オーストラリアの奥地と言えば,どんなことが頭に浮かびますか。跳び跳ねるカンガルーや飛べないエミューなどがいっぱいいる土地,ほこりっぽい赤土の砂漠,それに焼けつくような暑い日々のことですか。それもある程度当たっていますが,そこはまた,思いがけないものを目にする土地なのです。

オーストラリアでは,地上に残っている最後の野生のらくだの群れや,野生の馬の世界最大の群れ,それに地上で他に例がないほど異常に殖えたろばの群れを目にすることができるのをご存じでしたか。それらのたくましい動物がここに連れて来られて生き延びてきたいきさつ,つまり回復力がいかにおう盛で,利害の対立にどのように耐えられたのか,そのいきさつはほとんど知られていませんが,その話は往時をしのばせてくれる実話なのです。

らくだの背を頼りにして建設する

奥地に住む牧畜業者はこれまで40年余りにわたって,「オーストラリアのらくだ」(英語)という本の中に出てくるカウボーイの次のような苦情をそのまま繰り返してきました。「5頭のらくだがここで長さ10㌔の境界用のさくをほとんど破壊した証拠を見た。……ある場所では有刺鉄線網を破ったばかりか,支柱もろとも全部倒してしまった」。

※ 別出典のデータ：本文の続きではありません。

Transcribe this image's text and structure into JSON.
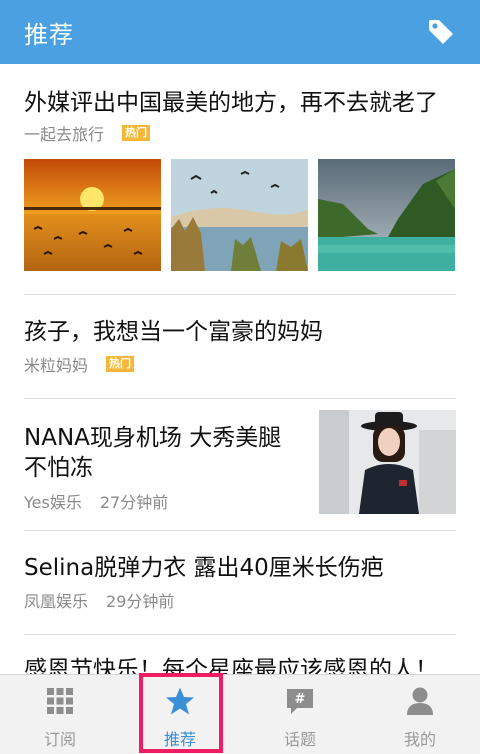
{
  "header": {
    "title": "推荐",
    "icon": "tag-icon"
  },
  "articles": [
    {
      "title": "外媒评出中国最美的地方，再不去就老了",
      "source": "一起去旅行",
      "badge": "热门"
    },
    {
      "title": "孩子，我想当一个富豪的妈妈",
      "source": "米粒妈妈",
      "badge": "热门"
    },
    {
      "title": "NANA现身机场 大秀美腿不怕冻",
      "source": "Yes娱乐",
      "time": "27分钟前"
    },
    {
      "title": "Selina脱弹力衣 露出40厘米长伤疤",
      "source": "凤凰娱乐",
      "time": "29分钟前"
    },
    {
      "title": "感恩节快乐！每个星座最应该感恩的人！"
    }
  ],
  "tabs": [
    {
      "label": "订阅",
      "icon": "grid-icon"
    },
    {
      "label": "推荐",
      "icon": "star-icon",
      "active": true
    },
    {
      "label": "话题",
      "icon": "hashtag-chat-icon"
    },
    {
      "label": "我的",
      "icon": "user-icon"
    }
  ],
  "colors": {
    "header": "#4aa0e0",
    "badge": "#f4b73a",
    "active_tab": "#3a8fd6",
    "highlight": "#ef1e63"
  }
}
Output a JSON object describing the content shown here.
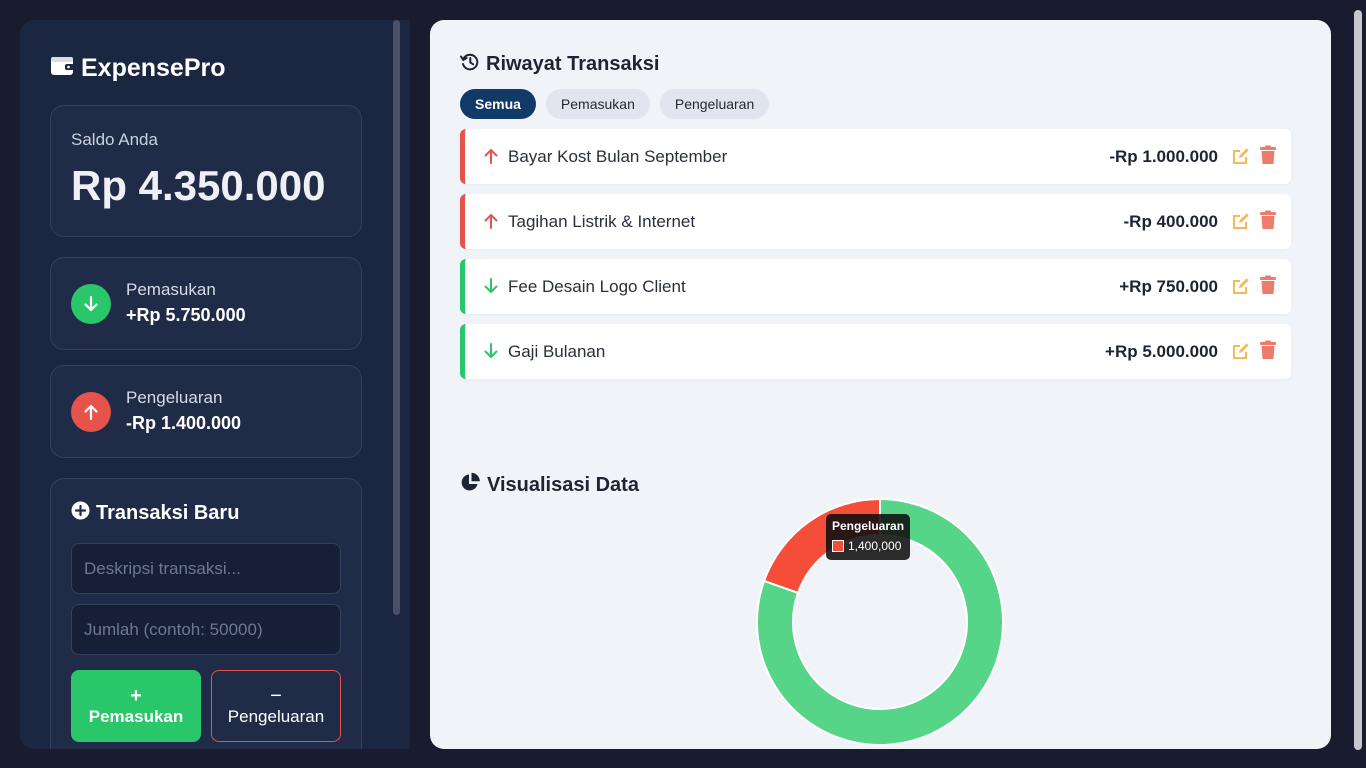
{
  "app": {
    "name": "ExpensePro"
  },
  "balance": {
    "label": "Saldo Anda",
    "value": "Rp 4.350.000"
  },
  "income": {
    "label": "Pemasukan",
    "value": "+Rp 5.750.000"
  },
  "expense": {
    "label": "Pengeluaran",
    "value": "-Rp 1.400.000"
  },
  "form": {
    "title": "Transaksi Baru",
    "desc_placeholder": "Deskripsi transaksi...",
    "amount_placeholder": "Jumlah (contoh: 50000)",
    "income_button": {
      "symbol": "+",
      "label": "Pemasukan"
    },
    "expense_button": {
      "symbol": "−",
      "label": "Pengeluaran"
    }
  },
  "history": {
    "title": "Riwayat Transaksi",
    "filters": [
      "Semua",
      "Pemasukan",
      "Pengeluaran"
    ],
    "active_filter": "Semua",
    "transactions": [
      {
        "type": "expense",
        "description": "Bayar Kost Bulan September",
        "amount": "-Rp 1.000.000"
      },
      {
        "type": "expense",
        "description": "Tagihan Listrik & Internet",
        "amount": "-Rp 400.000"
      },
      {
        "type": "income",
        "description": "Fee Desain Logo Client",
        "amount": "+Rp 750.000"
      },
      {
        "type": "income",
        "description": "Gaji Bulanan",
        "amount": "+Rp 5.000.000"
      }
    ]
  },
  "visualization": {
    "title": "Visualisasi Data"
  },
  "colors": {
    "income": "#2ac66a",
    "expense": "#e5534b",
    "chart_income": "#56d488",
    "chart_expense": "#f44e3b",
    "edit_icon": "#f5b95a",
    "delete_icon": "#ee7a6c"
  },
  "chart_data": {
    "type": "pie",
    "variant": "doughnut",
    "categories": [
      "Pemasukan",
      "Pengeluaran"
    ],
    "values": [
      5750000,
      1400000
    ],
    "tooltip": {
      "label": "Pengeluaran",
      "value": "1,400,000"
    }
  }
}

費用のかかる長いさくも,果敢ならくだの長い脚や大きな体には,とてもかないません。ところが,その同じ頑丈な脚が働いてくれたからこそ,この大陸の乾き切った奥地を横断するライフラインを建設することができたのです。

オーストラリアを南北に縦断した壮大な探検旅行の際,探検家のバークとウィルズは,1860年にインドから輸入したらくだを連れて行きました。初期の冒険家たちは,抜群の力と持久力を備えている,これら外国産の動物を好んで伴って行くようになりました。これらの動物は燃費が驚くほど良いので,わずか15㍑の水を与えただけで,重さ300㌔の荷物を800㌔㍍も運んだのです。

らくだは驚くほど信頼できる動物なので,金鉱を探す人々の辺境の町々に食料や備品を運んだり,アデレードからダーウィンまで大陸縦断電信線を敷設したり,シドニーとパースを結ぶオーストラリア大陸横断鉄道建設のための調査をしたりするのに役立ちました。現代の機械を使っても,今なお容易に踏破できない面積400万平方㌔余りの地域で,らくだが先導的役割を果たしたのです。

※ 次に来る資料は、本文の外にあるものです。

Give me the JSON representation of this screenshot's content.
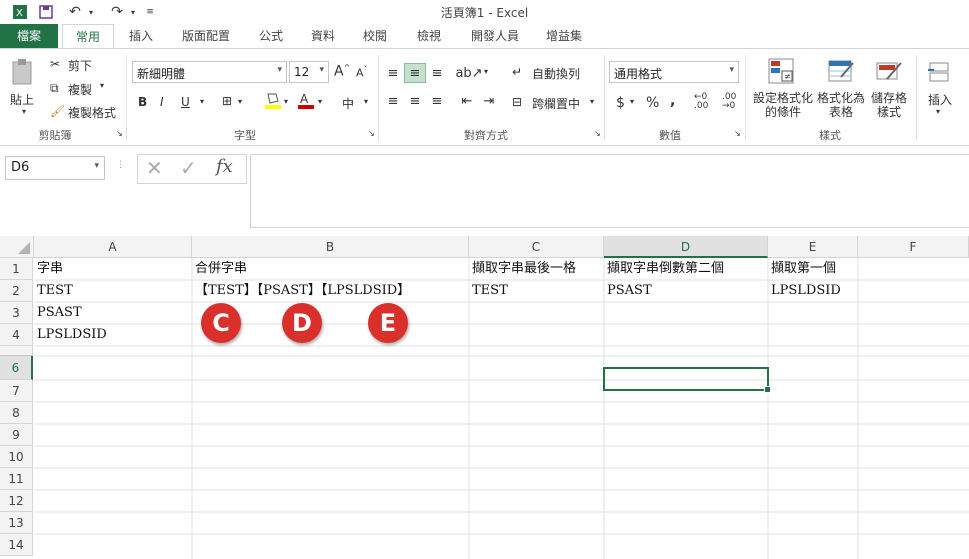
{
  "title": "活頁簿1 - Excel",
  "tabs": [
    "檔案",
    "常用",
    "插入",
    "版面配置",
    "公式",
    "資料",
    "校閱",
    "檢視",
    "開發人員",
    "增益集"
  ],
  "ribbon": {
    "clipboard": {
      "paste": "貼上",
      "cut": "剪下",
      "copy": "複製",
      "format_painter": "複製格式",
      "label": "剪貼簿"
    },
    "font": {
      "name": "新細明體",
      "size": "12",
      "label": "字型"
    },
    "alignment": {
      "wrap": "自動換列",
      "merge": "跨欄置中",
      "label": "對齊方式"
    },
    "number": {
      "format": "通用格式",
      "label": "數值"
    },
    "styles": {
      "conditional": "設定格式化的條件",
      "table": "格式化為表格",
      "cell_styles": "儲存格樣式",
      "label": "樣式"
    },
    "cells": {
      "insert": "插入"
    }
  },
  "namebox": "D6",
  "columns": [
    "A",
    "B",
    "C",
    "D",
    "E",
    "F"
  ],
  "rows": [
    "1",
    "2",
    "3",
    "4",
    "6",
    "7",
    "8",
    "9",
    "10",
    "11",
    "12",
    "13",
    "14"
  ],
  "cells": {
    "A1": "字串",
    "B1": "合併字串",
    "C1": "擷取字串最後一格",
    "D1": "擷取字串倒數第二個",
    "E1": "擷取第一個",
    "A2": "TEST",
    "B2": "【TEST】【PSAST】【LPSLDSID】",
    "C2": "TEST",
    "D2": "PSAST",
    "E2": "LPSLDSID",
    "A3": "PSAST",
    "A4": "LPSLDSID"
  },
  "markers": [
    "C",
    "D",
    "E"
  ],
  "accent": "#217346",
  "marker_color": "#d9302b"
}
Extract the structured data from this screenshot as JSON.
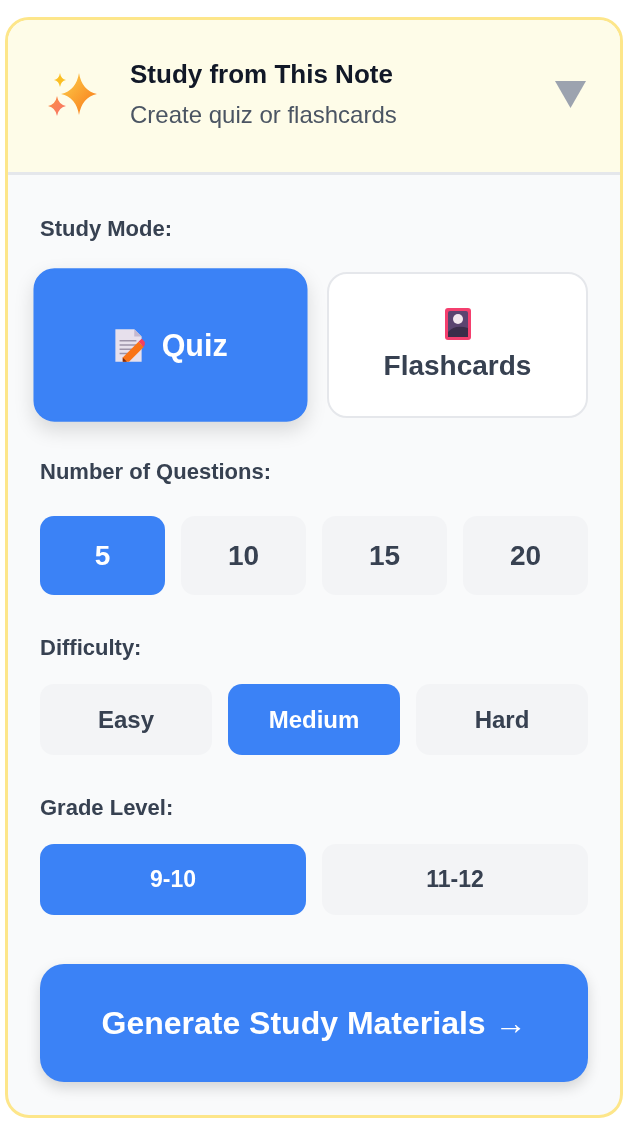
{
  "header": {
    "title": "Study from This Note",
    "subtitle": "Create quiz or flashcards",
    "expanded": true
  },
  "study_mode": {
    "label": "Study Mode:",
    "options": [
      {
        "label": "Quiz",
        "kind": "quiz",
        "selected": true
      },
      {
        "label": "Flashcards",
        "kind": "flashcards",
        "selected": false
      }
    ]
  },
  "question_count": {
    "label": "Number of Questions:",
    "options": [
      {
        "label": "5",
        "selected": true
      },
      {
        "label": "10",
        "selected": false
      },
      {
        "label": "15",
        "selected": false
      },
      {
        "label": "20",
        "selected": false
      }
    ]
  },
  "difficulty": {
    "label": "Difficulty:",
    "options": [
      {
        "label": "Easy",
        "selected": false
      },
      {
        "label": "Medium",
        "selected": true
      },
      {
        "label": "Hard",
        "selected": false
      }
    ]
  },
  "grade_level": {
    "label": "Grade Level:",
    "options": [
      {
        "label": "9-10",
        "selected": true
      },
      {
        "label": "11-12",
        "selected": false
      }
    ]
  },
  "generate_button": {
    "label": "Generate Study Materials →"
  }
}
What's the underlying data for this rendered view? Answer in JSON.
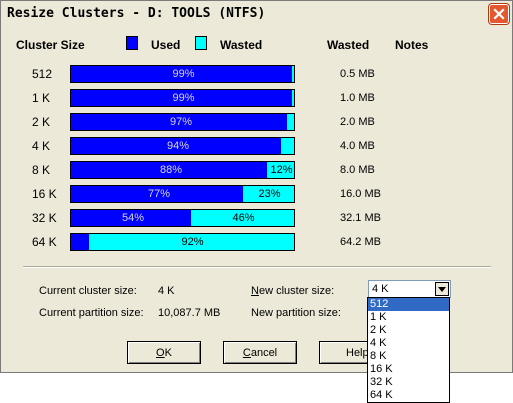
{
  "window": {
    "title": "Resize Clusters - D: TOOLS (NTFS)",
    "close_icon": "close-icon"
  },
  "colors": {
    "used": "#0000ff",
    "wasted": "#00ffff",
    "dialog_bg": "#ece9d8",
    "selection": "#316ac5"
  },
  "table": {
    "headers": {
      "cluster_size": "Cluster Size",
      "used": "Used",
      "wasted": "Wasted",
      "wasted_col": "Wasted",
      "notes": "Notes"
    },
    "rows": [
      {
        "size": "512",
        "used_label": "99%",
        "wasted_label": "",
        "used_fraction": 0.99,
        "wasted": "0.5 MB"
      },
      {
        "size": "1 K",
        "used_label": "99%",
        "wasted_label": "",
        "used_fraction": 0.99,
        "wasted": "1.0 MB"
      },
      {
        "size": "2 K",
        "used_label": "97%",
        "wasted_label": "",
        "used_fraction": 0.97,
        "wasted": "2.0 MB"
      },
      {
        "size": "4 K",
        "used_label": "94%",
        "wasted_label": "",
        "used_fraction": 0.94,
        "wasted": "4.0 MB"
      },
      {
        "size": "8 K",
        "used_label": "88%",
        "wasted_label": "12%",
        "used_fraction": 0.88,
        "wasted": "8.0 MB"
      },
      {
        "size": "16 K",
        "used_label": "77%",
        "wasted_label": "23%",
        "used_fraction": 0.77,
        "wasted": "16.0 MB"
      },
      {
        "size": "32 K",
        "used_label": "54%",
        "wasted_label": "46%",
        "used_fraction": 0.54,
        "wasted": "32.1 MB"
      },
      {
        "size": "64 K",
        "used_label": "",
        "wasted_label": "92%",
        "used_fraction": 0.08,
        "wasted": "64.2 MB"
      }
    ]
  },
  "info": {
    "current_cluster_label": "Current cluster size:",
    "current_cluster_value": "4 K",
    "current_partition_label": "Current partition size:",
    "current_partition_value": "10,087.7 MB",
    "new_cluster_label_u": "N",
    "new_cluster_label_rest": "ew cluster size:",
    "new_partition_label": "New partition size:"
  },
  "new_cluster_select": {
    "value": "4 K",
    "options": [
      "512",
      "1 K",
      "2 K",
      "4 K",
      "8 K",
      "16 K",
      "32 K",
      "64 K"
    ],
    "highlighted": "512"
  },
  "buttons": {
    "ok_u": "O",
    "ok_rest": "K",
    "cancel_u": "C",
    "cancel_rest": "ancel",
    "help": "Help"
  }
}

飼いならされたらくだの数は1922年に2万2,000頭というピークに達しましたが,自動車に取って代わられるにつれ,多くのらくだが野に放たれました。こうして,自由に歩き回って繁殖できるようになったため,伝えられるところによれば,今では20万頭以上のらくだがオーストラリアの砂漠をすみかにしており,その数は6年以内に2倍になると見ている人もいます。

とはいえ,それらのらくだが皆,自由に駆け回っているわけではありません。中部オーストラリアらくだ協会の一スポークスマンは「目ざめよ!」誌にこう語りました。「病気のないらくだの群れがいるのは世界中でオーストラリアだけです。ですから,毎年,少数ですが,アメリカやアジアの動物園や公園に輸出されています」。地元の旅行業者も,放たれたほかの役畜も生息しているオーストラリアの奥地の原野を,らくだに乗って再発見するツアーに参加するよう観光客に勧めています。

野馬<ブランビー>とはどんな動物か

1788年のこと,英国の最初の船団がオーストラリア海岸に到着し,囚人や軍人や馬が降ろされました。この国の馬の歴史は,馬と共にやって来た人間の歴史同様,伝奇的,かつ悲劇的です。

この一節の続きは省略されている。